Hay quien cree que el arte tiene que servir para explicar el mundo. No ha sido jamás mi teoría. Especialmente con las películas Existe la superstición, extendida, de que si queremos entender Vietnam tenemos que ver las películas que con el conflicto como centro más o menos argumental hicieron Francis Ford Coppola u Oliver Stone.
Más recomendable me parece leer el acercamiento de historiadores y diversos críticos culturales, o repasar, por ejemplo, el "Viaje a Hanoi" de Susan Sontag. Pero el arte dialoga con el mundo. Dialoga con nuestras dimensiones políticas: por eso mismo, nunca sabremos, al menos si seguimos siendo más o menos españoles, hasta qué punto aquellas películas de Coppola y Stone supusieron una manera de expresar relieves que la conciencia de su ciudadanía necesitaba. Tenemos suerte al leer el testimonio de algunos críticos valientes, pero ignoramos mayores circunstancias.
Con esto quiero decir que 'Gente en sitios' (id, 2013) la película última de Juan Cavestany, que ha tenido un pase fugaz en cines y que ha terminado estrenándose también de manera legal en filmin, es una película altamente política, pero que su función es, gloriosamente, distinta a la que ejercen otros con mayor o menor éxito.
No es un tratado de sociología. Y pone en marcha muchas conversaciones, pero ninguna tan idiota o palillera como las que tienen, cada mañana y en casi todos los canales de televisión, los tertulianos. La conversación que esta película pone en marcha es sobre nuestra conciencia ahora, sin tratar de entrar ahora en crear un relato que sirva, solamente, para explicar la realidad de un modo.

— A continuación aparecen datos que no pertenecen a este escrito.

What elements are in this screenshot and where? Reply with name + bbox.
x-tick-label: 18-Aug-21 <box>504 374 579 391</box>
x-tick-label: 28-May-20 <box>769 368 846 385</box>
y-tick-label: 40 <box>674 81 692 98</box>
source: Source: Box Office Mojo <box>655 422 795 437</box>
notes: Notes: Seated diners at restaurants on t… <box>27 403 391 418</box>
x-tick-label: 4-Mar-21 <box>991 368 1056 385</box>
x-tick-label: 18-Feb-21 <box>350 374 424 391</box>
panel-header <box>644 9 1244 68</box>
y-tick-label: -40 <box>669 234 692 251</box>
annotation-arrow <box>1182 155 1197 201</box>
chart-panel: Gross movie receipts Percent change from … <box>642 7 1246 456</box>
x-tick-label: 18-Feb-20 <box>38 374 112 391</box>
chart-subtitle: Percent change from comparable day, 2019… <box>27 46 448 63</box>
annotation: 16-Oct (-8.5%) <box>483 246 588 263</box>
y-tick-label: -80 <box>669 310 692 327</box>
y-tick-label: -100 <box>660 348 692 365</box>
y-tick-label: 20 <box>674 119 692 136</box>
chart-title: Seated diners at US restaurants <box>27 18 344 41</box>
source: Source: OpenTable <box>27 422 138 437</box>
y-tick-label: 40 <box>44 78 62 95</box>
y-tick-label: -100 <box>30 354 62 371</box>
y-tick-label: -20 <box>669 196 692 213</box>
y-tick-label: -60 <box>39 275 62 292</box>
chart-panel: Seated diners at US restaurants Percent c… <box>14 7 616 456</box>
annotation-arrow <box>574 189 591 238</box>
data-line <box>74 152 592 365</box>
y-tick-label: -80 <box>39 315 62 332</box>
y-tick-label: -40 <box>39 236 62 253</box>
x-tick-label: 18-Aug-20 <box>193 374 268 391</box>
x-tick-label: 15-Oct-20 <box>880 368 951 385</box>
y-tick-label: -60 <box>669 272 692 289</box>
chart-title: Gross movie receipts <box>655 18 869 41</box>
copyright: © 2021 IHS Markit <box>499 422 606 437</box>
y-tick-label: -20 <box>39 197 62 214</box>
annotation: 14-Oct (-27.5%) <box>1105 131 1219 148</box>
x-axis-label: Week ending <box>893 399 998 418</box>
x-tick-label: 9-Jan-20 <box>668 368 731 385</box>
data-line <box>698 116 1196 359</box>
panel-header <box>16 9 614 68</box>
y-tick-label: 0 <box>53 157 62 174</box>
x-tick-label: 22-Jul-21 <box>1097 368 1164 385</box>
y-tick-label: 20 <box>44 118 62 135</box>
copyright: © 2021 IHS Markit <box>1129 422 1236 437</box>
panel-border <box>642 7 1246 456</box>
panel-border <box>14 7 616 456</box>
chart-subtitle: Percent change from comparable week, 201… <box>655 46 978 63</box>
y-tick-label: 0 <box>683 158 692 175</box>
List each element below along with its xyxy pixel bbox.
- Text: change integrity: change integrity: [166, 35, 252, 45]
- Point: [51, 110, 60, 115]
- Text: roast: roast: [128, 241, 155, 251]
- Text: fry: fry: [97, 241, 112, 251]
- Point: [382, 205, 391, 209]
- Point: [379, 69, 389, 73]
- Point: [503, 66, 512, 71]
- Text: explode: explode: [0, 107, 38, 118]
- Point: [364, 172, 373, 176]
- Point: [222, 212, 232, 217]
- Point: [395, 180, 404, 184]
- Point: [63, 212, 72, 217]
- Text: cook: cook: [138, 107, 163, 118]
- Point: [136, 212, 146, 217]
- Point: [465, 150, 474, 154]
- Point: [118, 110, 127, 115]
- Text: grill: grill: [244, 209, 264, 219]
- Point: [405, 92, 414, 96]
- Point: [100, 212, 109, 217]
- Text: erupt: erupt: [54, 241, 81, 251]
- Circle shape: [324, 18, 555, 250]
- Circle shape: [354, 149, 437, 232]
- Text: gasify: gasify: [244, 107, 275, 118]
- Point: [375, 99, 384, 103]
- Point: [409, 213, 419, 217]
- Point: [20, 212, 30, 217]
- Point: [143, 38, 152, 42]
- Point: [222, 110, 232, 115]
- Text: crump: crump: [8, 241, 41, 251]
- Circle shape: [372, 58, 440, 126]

Precisamente porque nuestra realidad está inundada de relatos, en la película de Cavestany no hay ninguno sino muchos, todos ellos formando una coherente visión de nuestro desconcierto. Suena paradójico pero no lo es; a poco que el aventurado espectador bucee por estas historias comprenderá que el desconcierto que sienten él y algunos de sus personajes es lógico (es así de fabuloso el efecto de la ficción).
Espero de verdad que no se confunda el deliberado, calculado y muy hábil feísmo estético que Cavestany utiliza con todos sus encuadres incómodos, urgentes con una ineptitud técnica o una incapacidad estilística. Tal cosa no solamente me parece un disparate, sino que también nos sitúa en un grado de elementalidad estética que nos llevaría también a desdeñar al Luis Buñuel más radical, aquel que, antiburgués y rabioso, disparaba a matar con películas cada vez más violentadas y fracturadas, y hablo en términos de estilo.
Pero para Cavestany no hay discreto encanto de la burguesía al que aniquilar ya; estamos nosotros, la agigantada (y muchas veces mentida, ficticia) ciudadanía, embelesada en una clase media o en el barro de un nuevo precariado: así funcionan sus criaturas. Tenemos a la mujer indignada por una alfombrilla; a la súbita necesidad de fregar los platos de dos ladrones y a la elocuente violencia que ejerce una bandera de España.
Todas estas imágenes - directas, surreales pero enmarcadas dentro de un sentido de la vulgaridad ejemplar y sí, buñuelesco - nos golpean, casi tanto como sus significados. No son el camino a una solución, pero esta película de Cavestany, indudablemente uno de los acontecimientos del pasado año, nos reúne a todos para que entendamos y empezamos a reconocernos: estamos desamparados, ridículos, un poco más feos y pobres que ayer.
Hace falta mucho coraje y atrevimiento (artístico) para lograrlo. Y también un gran reparto, por el que Raul Arévalo, Eduard Fernández, Antonio de la Torre, Santiago Segura o Maribel Verdú, entre muchos otros, pasean grandiosos e inspirados.